The largest reduction for public higher education funding in New Hampshire occurred during State Fiscal Year (SFY) 2012, when State Budget support for the University System of New Hampshire was reduced by nearly half of the SFY 2011 value. Since those funding reductions, all state colleges and universities across New Hampshire experienced tuition increases and changes to academic programs. The University of New Hampshire’s Durham campus, the state’s flagship public higher education institution, has an in-state undergraduate tuition and mandatory fees of about $19,000 annually for the 2019-2020 academic year.
Data from Illinois State University reveals insights into how levels of funding in New Hampshire compare to other states in fiscal year 2019. Analyzing funding per capita allows for normalized comparisons between states. This normalized measure represents the amount of relative effort a state puts toward funding public higher education. New Hampshire takes the bottom rank for this measure of investment and support of public higher education, as the only state below $100 per capita in funding. The Granite State spends only $94.76 per capita on public higher education. All but nine states have funding levels above $200 per capita.
Examining higher education funding per $1,000 of personal income in the state allows for a comparison of a state’s funding given the relative income of its residents. New Hampshire again falls at the bottom of this ranking, providing only $1.56 per $1,000 of income in fiscal year 2019. The next lowest states were Pennsylvania with $2.50, and Vermont with $2.86 per $1,000 of personal income. In another key metric, New Hampshire again is awarded the bottom rank when considering the portion of tax revenue allocated to public higher education funding. New Hampshire was the only state to allocate less than 2 percent of tax revenues to public higher education. The next lowest states were Vermont at 2.5 percent and Pennsylvania at 2.7 percent of tax revenues allocated to public higher education funding. All but eight states allocate at least 4 percent or more of tax revenues to public higher education, with some states allocating over 10 percent.

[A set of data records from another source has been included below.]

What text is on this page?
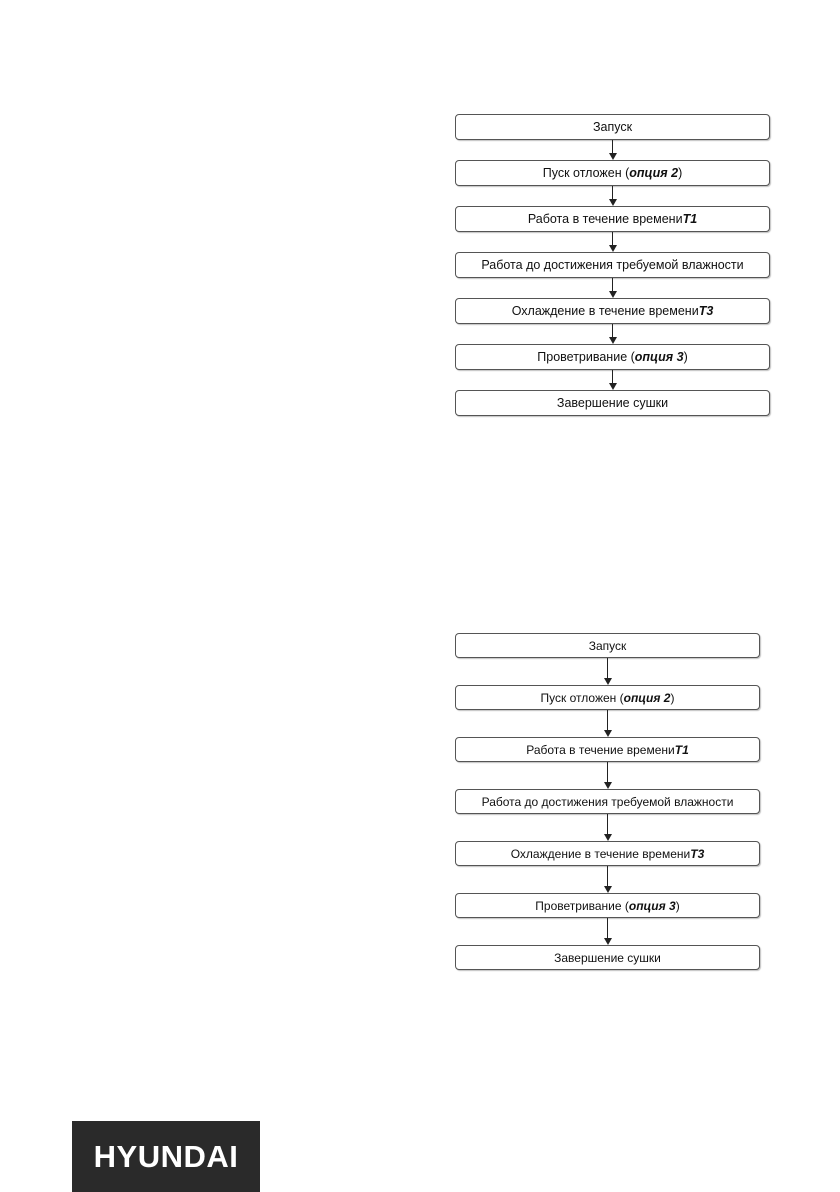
Запуск
Пуск отложен ( опция 2 )
Работа в течение времени T1
Работа до достижения требуемой влажности
Охлаждение в течение времени T3
Проветривание ( опция 3 )
Завершение сушки
Запуск
Пуск отложен ( опция 2 )
Работа в течение времени T1
Работа до достижения требуемой влажности
Охлаждение в течение времени T3
Проветривание ( опция 3 )
Завершение сушки
HYUNDAI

The consequences of New Hampshire’s low levels of investment in public higher education come in short- and long-term forms. More of the costs of public higher education have been shifted to students in the Granite State, which may lead to high school graduates seeking cost-competitive higher education opportunities in other states. Higher costs of attendance disproportionality discourage students from families with lower incomes from pursuing higher education. Additionally, the most recent data on the migration patterns of high school students seeking a four-year degree suggests New Hampshire is losing a disproportionate share of its students to other states. New Hampshire is, and has been since 2012, the largest relative exporter of high school students in the nation; over 61 percent of the Granite State’s high school graduates, who are heading to college, leave New Hampshire to pursue a four-year degree. Of the total number of first-year students enrolled in four-year colleges and universities in the Granite State, only 38 percent were New Hampshire residents, compared to about 73 percent of students nationally who pursue a four-year degree at a school in their home state. States with smaller geographic areas may be higher exporters of degree-seeking high school graduates, as a student may not need to travel as far to attend a school in another state as in states with larger geographic areas. However, New Hampshire is the only state where over 60 percent of degree-seeking students leave, more than double the national average.
The primary long-term risk associated with students leaving the state to pursue a four-year degree elsewhere is that they may choose not to return to New Hampshire. As the average age of Granite Staters is expected to continue to climb, in-migration of younger adults and families is key for New Hampshire’s population growth and economic expansion. Estimates from New Hampshire Employment Security show that in the short term, through 2020, increases in the amount of jobs in New Hampshire requiring at least a bachelor’s degree.
Over the last decade, the changing rate of public funding for higher education in New Hampshire has placed more financial burdens onto students. This diminishes the incentive for Granite Staters to pursue a degree in their home state. However, there are modest increases in funding to the University System of New Hampshire and the Community College System of New Hampshire for SFYs 2020 and 2021. For SFY 2020, a funding increase of $4.5 million for the University System of New Hampshire, followed by an additional $3.0 million increase in SFY 2021, has allowed in-state undergraduate tuition to be frozen for 2020-2021 academic year. These increases in State appropriations are a vital step in restoring and improving funding of public higher education in New Hampshire, while investing in the future well-being of the state.